L’appuntamento e’ in una zona che si chiama Bar Ubah. I pullman, scrostati, vecchi, sono gia’ in fila. A mezzogiorno si parte. Altri partiranno con il secondo turno, nel pomeriggio. Sopra un pullman c’e’ un uomo con un sacchetto e un quaderno. Il sacchetto si riempie di dollari (duemila a persona), sul quaderno c’e’ la lista di quelli che partono oggi. I disperati: giovani, bambini, qualche donna, che si nasconde, per pudore. Guai a fare i nomi. Ma l’organizzatore ci spiega.
“Oggi partono in centocinquanta, come ogni giorno. Attraverseranno Etiopia e Sudan per arrivare in Libia. Quarantacinque giorni di viaggio, terribili, specie quando si attraversa il deserto, molti non ce la fanno. Poi a Tripoli li aspettano quattro, cinque giorni, una settimana di attesa prima di salire sulle barche per l’Italia. Due giorni di mare e arrivano”.

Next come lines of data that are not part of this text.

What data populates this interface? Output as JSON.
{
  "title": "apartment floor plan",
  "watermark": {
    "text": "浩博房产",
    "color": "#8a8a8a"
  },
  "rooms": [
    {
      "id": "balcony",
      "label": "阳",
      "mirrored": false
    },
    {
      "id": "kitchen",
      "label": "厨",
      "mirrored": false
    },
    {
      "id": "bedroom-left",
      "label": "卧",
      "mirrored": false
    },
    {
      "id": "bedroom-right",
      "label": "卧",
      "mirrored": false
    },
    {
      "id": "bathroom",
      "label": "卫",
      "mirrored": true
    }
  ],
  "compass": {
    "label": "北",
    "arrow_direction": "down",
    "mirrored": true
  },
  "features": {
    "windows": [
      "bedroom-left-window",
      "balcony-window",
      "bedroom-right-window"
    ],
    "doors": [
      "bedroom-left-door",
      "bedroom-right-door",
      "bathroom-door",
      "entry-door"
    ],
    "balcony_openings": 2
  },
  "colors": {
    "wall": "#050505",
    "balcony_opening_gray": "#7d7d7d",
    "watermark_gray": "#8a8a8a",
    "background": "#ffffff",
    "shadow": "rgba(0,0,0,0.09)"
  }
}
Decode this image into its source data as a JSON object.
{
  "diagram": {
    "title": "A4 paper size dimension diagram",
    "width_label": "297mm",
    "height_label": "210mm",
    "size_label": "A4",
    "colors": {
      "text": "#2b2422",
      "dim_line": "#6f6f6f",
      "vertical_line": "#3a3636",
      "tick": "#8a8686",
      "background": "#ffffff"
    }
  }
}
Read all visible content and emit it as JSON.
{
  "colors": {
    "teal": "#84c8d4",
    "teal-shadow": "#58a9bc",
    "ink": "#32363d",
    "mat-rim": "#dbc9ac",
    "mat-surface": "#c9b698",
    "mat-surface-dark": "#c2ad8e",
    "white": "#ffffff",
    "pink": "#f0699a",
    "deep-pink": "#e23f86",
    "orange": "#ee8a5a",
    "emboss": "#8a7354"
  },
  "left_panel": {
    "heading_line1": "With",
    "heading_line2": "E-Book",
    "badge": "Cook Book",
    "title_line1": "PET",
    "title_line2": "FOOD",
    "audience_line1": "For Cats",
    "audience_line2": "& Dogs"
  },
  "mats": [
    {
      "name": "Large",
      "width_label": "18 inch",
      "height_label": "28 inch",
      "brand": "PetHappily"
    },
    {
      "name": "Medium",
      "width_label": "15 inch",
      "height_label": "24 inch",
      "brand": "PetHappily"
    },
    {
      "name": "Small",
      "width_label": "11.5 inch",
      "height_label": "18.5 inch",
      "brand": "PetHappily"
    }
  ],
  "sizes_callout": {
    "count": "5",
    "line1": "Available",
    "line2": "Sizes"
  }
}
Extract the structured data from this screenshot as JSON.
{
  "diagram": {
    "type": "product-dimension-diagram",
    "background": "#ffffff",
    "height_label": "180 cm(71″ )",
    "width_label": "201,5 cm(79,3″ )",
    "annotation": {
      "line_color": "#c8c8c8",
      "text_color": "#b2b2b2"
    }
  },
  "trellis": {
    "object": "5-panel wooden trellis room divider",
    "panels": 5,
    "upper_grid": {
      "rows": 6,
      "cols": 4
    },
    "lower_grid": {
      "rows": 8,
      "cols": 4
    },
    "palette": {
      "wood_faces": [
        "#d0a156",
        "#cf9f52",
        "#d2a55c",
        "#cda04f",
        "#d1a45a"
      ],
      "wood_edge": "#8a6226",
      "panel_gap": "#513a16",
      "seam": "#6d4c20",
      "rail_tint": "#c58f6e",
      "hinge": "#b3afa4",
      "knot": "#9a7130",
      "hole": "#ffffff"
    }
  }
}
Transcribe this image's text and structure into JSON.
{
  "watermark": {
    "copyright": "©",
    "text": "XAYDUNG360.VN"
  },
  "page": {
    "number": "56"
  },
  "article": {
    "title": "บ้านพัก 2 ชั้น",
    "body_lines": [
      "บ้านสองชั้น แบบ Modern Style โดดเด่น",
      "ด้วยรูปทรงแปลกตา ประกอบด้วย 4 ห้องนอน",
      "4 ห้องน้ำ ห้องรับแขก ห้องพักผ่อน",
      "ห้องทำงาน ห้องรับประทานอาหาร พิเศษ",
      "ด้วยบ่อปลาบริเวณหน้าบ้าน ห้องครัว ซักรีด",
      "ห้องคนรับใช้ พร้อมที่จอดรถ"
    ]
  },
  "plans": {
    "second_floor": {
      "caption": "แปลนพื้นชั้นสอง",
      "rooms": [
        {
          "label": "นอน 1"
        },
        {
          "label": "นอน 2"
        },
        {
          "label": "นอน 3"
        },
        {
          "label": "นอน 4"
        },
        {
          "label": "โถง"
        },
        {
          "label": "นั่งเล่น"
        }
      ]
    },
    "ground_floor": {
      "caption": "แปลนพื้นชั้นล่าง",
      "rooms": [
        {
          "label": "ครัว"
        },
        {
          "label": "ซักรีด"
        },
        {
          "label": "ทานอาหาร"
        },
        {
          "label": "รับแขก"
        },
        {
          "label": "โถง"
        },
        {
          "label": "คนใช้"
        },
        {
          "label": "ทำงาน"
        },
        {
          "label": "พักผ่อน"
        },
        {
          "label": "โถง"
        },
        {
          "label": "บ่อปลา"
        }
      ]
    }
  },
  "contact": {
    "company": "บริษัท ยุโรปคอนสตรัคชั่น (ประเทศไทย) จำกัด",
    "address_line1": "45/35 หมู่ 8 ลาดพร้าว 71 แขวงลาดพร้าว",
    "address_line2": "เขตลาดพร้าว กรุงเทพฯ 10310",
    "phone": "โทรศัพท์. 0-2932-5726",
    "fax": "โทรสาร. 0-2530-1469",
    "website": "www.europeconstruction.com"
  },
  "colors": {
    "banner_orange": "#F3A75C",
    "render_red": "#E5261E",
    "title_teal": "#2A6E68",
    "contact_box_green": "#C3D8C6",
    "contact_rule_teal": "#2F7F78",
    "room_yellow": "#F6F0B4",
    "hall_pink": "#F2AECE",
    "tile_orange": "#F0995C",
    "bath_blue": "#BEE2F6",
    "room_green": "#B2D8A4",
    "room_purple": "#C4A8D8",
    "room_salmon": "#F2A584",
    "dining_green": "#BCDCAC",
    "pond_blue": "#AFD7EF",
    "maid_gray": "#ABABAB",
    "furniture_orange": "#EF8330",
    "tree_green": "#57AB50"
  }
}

Quando arrivano. C’e’ un ragazzino sul pullman, ha tredici anni. Cosa sai dell’Italia, gli chiedo.
“Non la conosco, ma mi aspetta mia zia. Non so cosa trovero’, non ne ho idea ma sono felice di partire, qui ogni momento si rischia di morire. Mi dicono che da voi sia un posto bellissimo”.
C’e’ un uomo con i capelli bianchi. Si presenta. Abdirrahman Hamed, a Mogadiscio fa il professore. Ha una faccia pulita, onesta. "Che senso ha vivere qui? Il mio sogno è vivere in Italia. O ci riesco o muoio, per strada. Ma almeno ho sognato".